Yani tıpkı kart illüzyonundaki gibi bir tane desteden üç deste çıkarmak ha?!
Bu bir illüzyon, bu bir tuzaktır. Üç partiyi yalnızca tek bir tabana hapsetmektir.
Misal, diyelim bu üç partiden biri olan ‘X’ Partisine verilen her 100 oyun yaklaşık 30’u kendini muhafazakar ya da dindar kimlikle tanımlayanlardan geliyor.
Yine yaklaşık 20 civarı da kendini merkezde sol, sosyal demokrat, liberal sol vs olarak kimliklendirenlerden gelirken yaklaşık 20’si de merkezde sağ, liberal vs olarak olarak adlandıranlardan geliyor.
Geri kalan 30 oy ise HDP, milliyetçi, ülkücü ya da ideolojisiz tabandan geliyor olsun.
X Partisi tavsiye edilen bu üçlü ittifakın bir paydaşı olarak yalnız muhafazakar ve dindar seçmenin oylarına talip olacak ve söylemlerini de mecburen bu kesime yönelik olarak aranje edecek.

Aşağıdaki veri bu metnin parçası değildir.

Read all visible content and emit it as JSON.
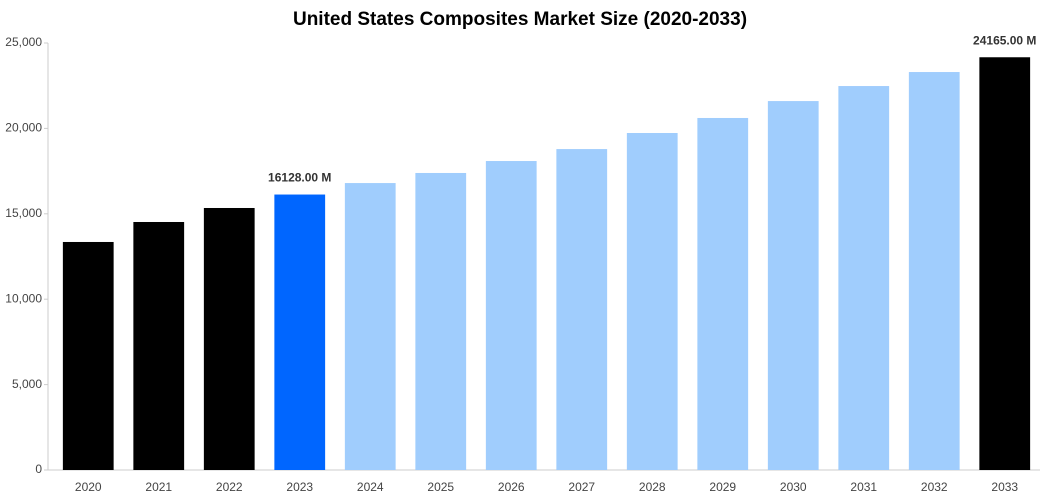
{
  "chart_data": {
    "type": "bar",
    "title": "United States Composites Market Size (2020-2033)",
    "categories": [
      "2020",
      "2021",
      "2022",
      "2023",
      "2024",
      "2025",
      "2026",
      "2027",
      "2028",
      "2029",
      "2030",
      "2031",
      "2032",
      "2033"
    ],
    "values": [
      13350,
      14520,
      15340,
      16128,
      16800,
      17390,
      18090,
      18790,
      19730,
      20610,
      21600,
      22480,
      23300,
      24165
    ],
    "value_labels": [
      null,
      null,
      null,
      "16128.00 M",
      null,
      null,
      null,
      null,
      null,
      null,
      null,
      null,
      null,
      "24165.00 M"
    ],
    "colors": [
      "#000000",
      "#000000",
      "#000000",
      "#0066ff",
      "#a0cdfd",
      "#a0cdfd",
      "#a0cdfd",
      "#a0cdfd",
      "#a0cdfd",
      "#a0cdfd",
      "#a0cdfd",
      "#a0cdfd",
      "#a0cdfd",
      "#000000"
    ],
    "ylim": [
      0,
      25000
    ],
    "yticks": [
      0,
      {
        "value": 5000,
        "label": "5,000"
      },
      {
        "value": 10000,
        "label": "10,000"
      },
      {
        "value": 15000,
        "label": "15,000"
      },
      {
        "value": 20000,
        "label": "20,000"
      },
      {
        "value": 25000,
        "label": "25,000"
      }
    ],
    "grid": false
  }
}
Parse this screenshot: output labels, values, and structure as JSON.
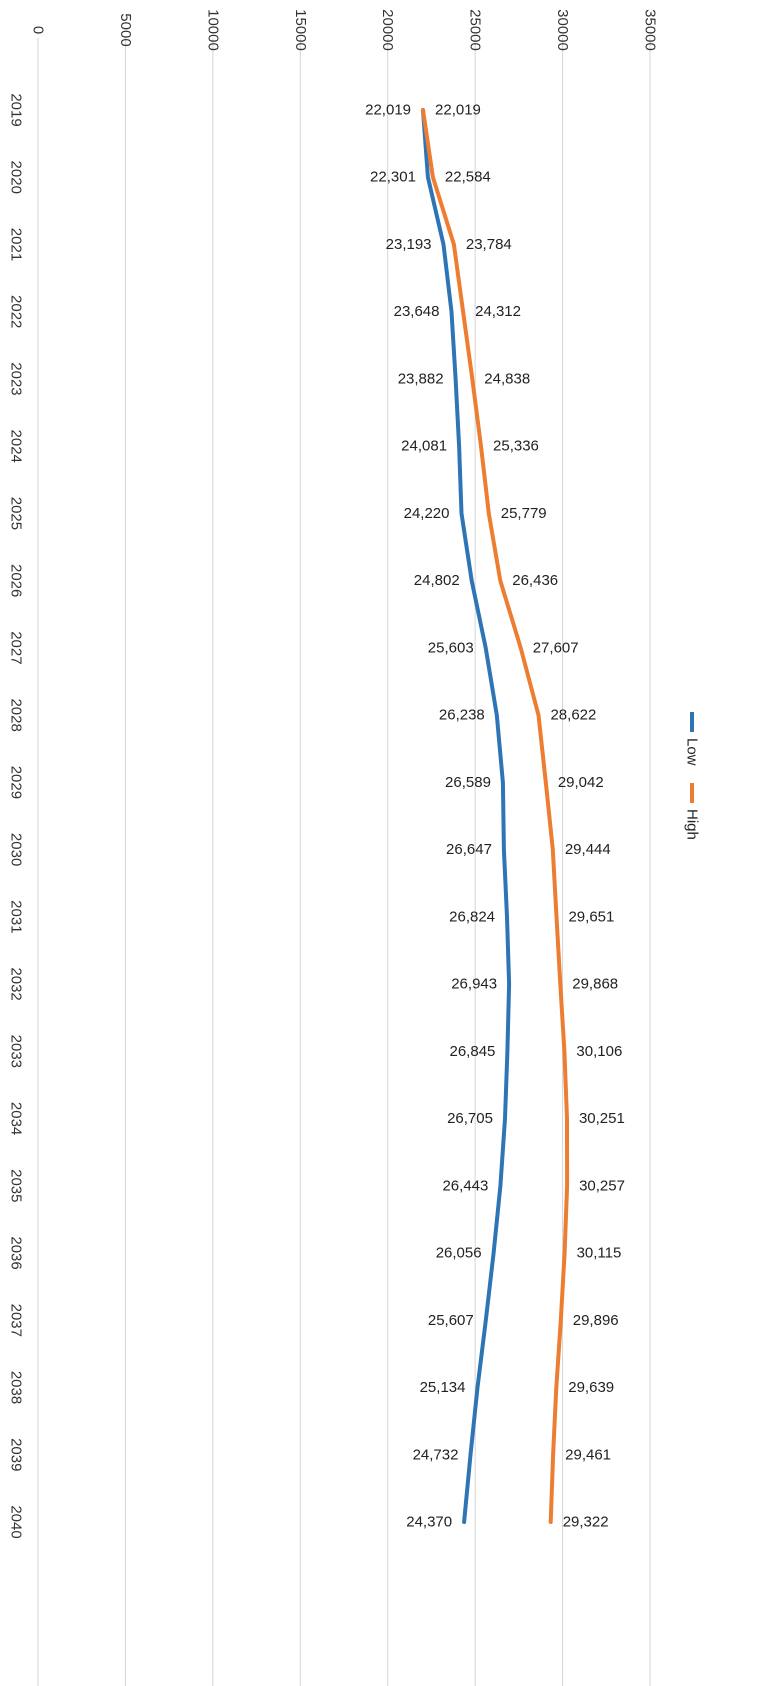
{
  "chart_data": {
    "type": "line",
    "orientation": "rotated-90-clockwise",
    "title": "",
    "xlabel": "",
    "ylabel": "",
    "categories": [
      "2019",
      "2020",
      "2021",
      "2022",
      "2023",
      "2024",
      "2025",
      "2026",
      "2027",
      "2028",
      "2029",
      "2030",
      "2031",
      "2032",
      "2033",
      "2034",
      "2035",
      "2036",
      "2037",
      "2038",
      "2039",
      "2040"
    ],
    "ylim": [
      0,
      35000
    ],
    "yticks": [
      0,
      5000,
      10000,
      15000,
      20000,
      25000,
      30000,
      35000
    ],
    "ytick_labels": [
      "0",
      "5000",
      "10000",
      "15000",
      "20000",
      "25000",
      "30000",
      "35000"
    ],
    "grid": true,
    "legend_position": "right",
    "series": [
      {
        "name": "Low",
        "color": "#2e75b6",
        "values": [
          22019,
          22301,
          23193,
          23648,
          23882,
          24081,
          24220,
          24802,
          25603,
          26238,
          26589,
          26647,
          26824,
          26943,
          26845,
          26705,
          26443,
          26056,
          25607,
          25134,
          24732,
          24370
        ],
        "labels": [
          "22,019",
          "22,301",
          "23,193",
          "23,648",
          "23,882",
          "24,081",
          "24,220",
          "24,802",
          "25,603",
          "26,238",
          "26,589",
          "26,647",
          "26,824",
          "26,943",
          "26,845",
          "26,705",
          "26,443",
          "26,056",
          "25,607",
          "25,134",
          "24,732",
          "24,370"
        ]
      },
      {
        "name": "High",
        "color": "#ed7d31",
        "values": [
          22019,
          22584,
          23784,
          24312,
          24838,
          25336,
          25779,
          26436,
          27607,
          28622,
          29042,
          29444,
          29651,
          29868,
          30106,
          30251,
          30257,
          30115,
          29896,
          29639,
          29461,
          29322
        ],
        "labels": [
          "22,019",
          "22,584",
          "23,784",
          "24,312",
          "24,838",
          "25,336",
          "25,779",
          "26,436",
          "27,607",
          "28,622",
          "29,042",
          "29,444",
          "29,651",
          "29,868",
          "30,106",
          "30,251",
          "30,257",
          "30,115",
          "29,896",
          "29,639",
          "29,461",
          "29,322"
        ]
      }
    ]
  }
}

Zira bu üç partinin birbiriyle tam örtüşmeyen siyasi görüşleri de var doğal olarak.
Bu durumda sanıldığı gibi 30 oyluk kesim X partisi açısından büyümeyecek.
Ayrıca kendisine gelmesi muhtemel olan diğer kesimlerin oylarını ise CHP, İYİ Parti ittifakına deplase edecek. Hatta Cumhur İttifakına dahi oy kaptırabilecek.
Dolayısıyla Deva, Gelecek ve Saadet Partilerinin milletvekili seçimlerine yönelik üçlü ittifak kursunlar daha çok oy alırlar önermesi reel siyasetle bağdaşmaz.
Böyle olacağına 81 ilde tek başlarına girsinler çok daha cesur, anlamlı olur ve halkın iradesine talip olarak daha fazla teveccüh gösterilirler.